= Marion Gray =

American photographer

Marion Gray (September 14, 1934, Oakland, California – September 2, 2016, Mission District, San Francisco) was an American artist, photographer, and teacher. A vital member of the Bay Area art scene since the 1970s, Gray's "work blurs the lines between documentation and art, and exposes shared approaches between artists working in dance, performance and visual arts." During her long career, Gray documented the performances and works of artists such as John Cage, Christo and Jeanne Claude, Merce Cunningham, Joan Jonas, Marina Abramovic, Meredith Monk, Paul Dresher, Guerrilla Girls, and many others. As curator Christina Linden explains: "her photographs, themselves powerful works of art, constitute an immensely valuable archive of the ephemeral artistic activity the Bay Area has historically fostered.”

==Education and early work==

In 1975 Gray completed her studies at the University of California, Berkeley in Art History and Art Practice. She studied with Peter Selz, Jim Melchert, Peter Voulkos, and Joan Brown.

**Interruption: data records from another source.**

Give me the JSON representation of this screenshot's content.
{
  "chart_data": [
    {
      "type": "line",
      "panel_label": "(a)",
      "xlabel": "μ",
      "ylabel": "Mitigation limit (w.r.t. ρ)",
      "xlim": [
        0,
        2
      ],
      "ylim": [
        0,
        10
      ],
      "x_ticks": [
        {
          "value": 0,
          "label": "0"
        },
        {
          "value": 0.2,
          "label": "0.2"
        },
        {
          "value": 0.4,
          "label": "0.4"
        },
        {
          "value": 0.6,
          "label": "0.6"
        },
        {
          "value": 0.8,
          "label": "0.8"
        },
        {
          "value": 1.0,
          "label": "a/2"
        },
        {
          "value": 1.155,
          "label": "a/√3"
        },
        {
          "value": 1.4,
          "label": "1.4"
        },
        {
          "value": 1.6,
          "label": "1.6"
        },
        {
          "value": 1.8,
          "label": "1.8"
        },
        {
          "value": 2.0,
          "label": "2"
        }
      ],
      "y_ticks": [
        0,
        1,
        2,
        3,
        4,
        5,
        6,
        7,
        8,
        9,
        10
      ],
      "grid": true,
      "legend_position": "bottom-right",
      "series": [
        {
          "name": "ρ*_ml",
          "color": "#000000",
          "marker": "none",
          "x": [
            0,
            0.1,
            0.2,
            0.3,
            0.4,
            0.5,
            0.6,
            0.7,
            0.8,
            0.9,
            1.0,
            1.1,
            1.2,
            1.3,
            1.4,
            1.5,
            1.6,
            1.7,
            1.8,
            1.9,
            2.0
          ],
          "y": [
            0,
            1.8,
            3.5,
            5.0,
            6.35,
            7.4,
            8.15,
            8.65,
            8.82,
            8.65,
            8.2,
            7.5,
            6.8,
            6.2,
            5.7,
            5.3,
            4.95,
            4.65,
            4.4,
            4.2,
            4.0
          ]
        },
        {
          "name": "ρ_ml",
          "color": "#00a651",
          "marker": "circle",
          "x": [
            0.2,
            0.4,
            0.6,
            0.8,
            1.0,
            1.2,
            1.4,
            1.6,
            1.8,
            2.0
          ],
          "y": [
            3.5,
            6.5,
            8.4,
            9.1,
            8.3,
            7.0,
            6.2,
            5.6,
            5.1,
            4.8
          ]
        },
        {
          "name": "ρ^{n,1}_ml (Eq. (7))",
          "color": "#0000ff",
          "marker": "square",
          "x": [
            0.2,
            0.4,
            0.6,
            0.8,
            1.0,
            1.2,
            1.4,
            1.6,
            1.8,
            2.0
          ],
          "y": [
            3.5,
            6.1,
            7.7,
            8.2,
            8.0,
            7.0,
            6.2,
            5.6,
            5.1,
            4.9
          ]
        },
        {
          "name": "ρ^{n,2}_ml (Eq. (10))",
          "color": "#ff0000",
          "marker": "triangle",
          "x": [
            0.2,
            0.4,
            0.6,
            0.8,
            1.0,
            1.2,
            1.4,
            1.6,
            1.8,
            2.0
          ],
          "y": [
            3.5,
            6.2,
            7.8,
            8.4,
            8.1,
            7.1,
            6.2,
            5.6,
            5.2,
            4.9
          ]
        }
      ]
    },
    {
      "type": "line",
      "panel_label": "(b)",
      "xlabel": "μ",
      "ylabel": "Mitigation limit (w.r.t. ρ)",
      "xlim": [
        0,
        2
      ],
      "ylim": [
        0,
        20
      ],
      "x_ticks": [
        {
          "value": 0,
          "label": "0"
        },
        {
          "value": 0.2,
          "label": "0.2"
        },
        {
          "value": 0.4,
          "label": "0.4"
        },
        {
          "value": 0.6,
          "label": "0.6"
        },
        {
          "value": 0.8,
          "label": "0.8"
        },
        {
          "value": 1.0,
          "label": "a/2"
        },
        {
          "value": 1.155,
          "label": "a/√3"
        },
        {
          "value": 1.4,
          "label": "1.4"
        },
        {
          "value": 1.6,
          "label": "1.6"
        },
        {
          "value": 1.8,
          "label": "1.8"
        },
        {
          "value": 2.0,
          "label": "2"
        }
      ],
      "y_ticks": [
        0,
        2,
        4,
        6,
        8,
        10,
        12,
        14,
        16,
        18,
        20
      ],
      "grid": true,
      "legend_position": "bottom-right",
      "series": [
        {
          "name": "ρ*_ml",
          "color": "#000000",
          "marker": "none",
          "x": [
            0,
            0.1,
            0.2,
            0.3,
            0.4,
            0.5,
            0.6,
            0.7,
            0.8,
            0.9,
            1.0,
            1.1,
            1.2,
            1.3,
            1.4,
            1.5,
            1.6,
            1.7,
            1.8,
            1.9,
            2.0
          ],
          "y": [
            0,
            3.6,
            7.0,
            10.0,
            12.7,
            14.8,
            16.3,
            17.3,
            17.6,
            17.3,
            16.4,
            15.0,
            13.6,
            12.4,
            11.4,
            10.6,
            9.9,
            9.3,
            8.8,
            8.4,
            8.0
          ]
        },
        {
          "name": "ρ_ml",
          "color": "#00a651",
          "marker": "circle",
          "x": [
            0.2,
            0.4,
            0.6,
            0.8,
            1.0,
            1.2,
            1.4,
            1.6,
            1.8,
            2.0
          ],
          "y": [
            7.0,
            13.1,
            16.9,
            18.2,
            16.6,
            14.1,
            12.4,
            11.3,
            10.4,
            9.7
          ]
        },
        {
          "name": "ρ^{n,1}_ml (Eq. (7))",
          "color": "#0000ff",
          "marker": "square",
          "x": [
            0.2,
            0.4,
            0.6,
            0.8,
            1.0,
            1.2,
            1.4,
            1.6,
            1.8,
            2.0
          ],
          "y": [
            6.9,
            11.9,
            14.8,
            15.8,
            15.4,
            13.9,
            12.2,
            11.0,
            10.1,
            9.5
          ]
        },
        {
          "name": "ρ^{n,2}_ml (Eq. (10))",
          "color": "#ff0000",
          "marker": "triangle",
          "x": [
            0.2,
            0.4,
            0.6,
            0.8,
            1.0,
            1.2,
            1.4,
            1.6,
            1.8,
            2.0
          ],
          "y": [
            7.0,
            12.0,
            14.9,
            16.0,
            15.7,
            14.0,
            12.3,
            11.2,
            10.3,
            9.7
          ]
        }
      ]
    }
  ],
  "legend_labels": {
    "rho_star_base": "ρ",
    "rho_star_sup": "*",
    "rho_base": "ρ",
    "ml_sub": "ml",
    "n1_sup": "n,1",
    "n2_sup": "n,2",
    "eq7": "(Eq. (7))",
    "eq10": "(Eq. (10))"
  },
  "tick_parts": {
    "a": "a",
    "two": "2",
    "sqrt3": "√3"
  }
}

It was during her final year that Gray attended a lecture by the artists Christo and Jeanne Claude who were discussing their upcoming project for Marin and Sonoma counties, the "Running Fence." She was hired to work with the Christos on the project in 1976. The project proved to be the beginning of her career, as she documented the "Running Fence," using still and moving cameras.

==Career==

During her 40-year career, Gray developed an archive of work which captured historic and often one-time performances by some of the most important artists of the Bay Area.

As Photograph Magazine states, "Gray’s position in these pictures is active; she treats each shot as if she were an art-world photojournalist. The best works seem almost collaborative, in that the photographer harnesses the energy of the artists and works she depicts."

==Publications and exhibitions==

Gray's work has appeared in various magazines and books including Art in America, Art Forum, Leonardo Music Journal, High Performance, Art in the San Francisco Bay Area 1945 to 1980, and Woman in Technology 2003, as well as both group and solo shows.

Exhibits include the San Francisco Art Institute "Marion Gray/Photographs of Actual Art," the Performing Arts Library and Museum, "In Performance – Tapestry," and "Resounding Works" at the Jazzova Sekce Gallery in Prague, Czech Republic.

In 2015 the Oakland Museum of California had a retrospective on Gray's work called Within The Light. The exhibition focused "on California artists (Terry Fox, Darryl Sapien, Robert Arneson, Survival Research Laboratories, William Wiley, Guillermo Gómez-Peña, Jim Melchert, Bonnie Ora Sherk, Keith Hennessy) and nationally acclaimed artists that have performed in the Bay Area (Ann Hamilton, Meredith Monk, Marina Abramovic and Ulay, Merce Cunningham, Eiko and Koma, Karen Finley)."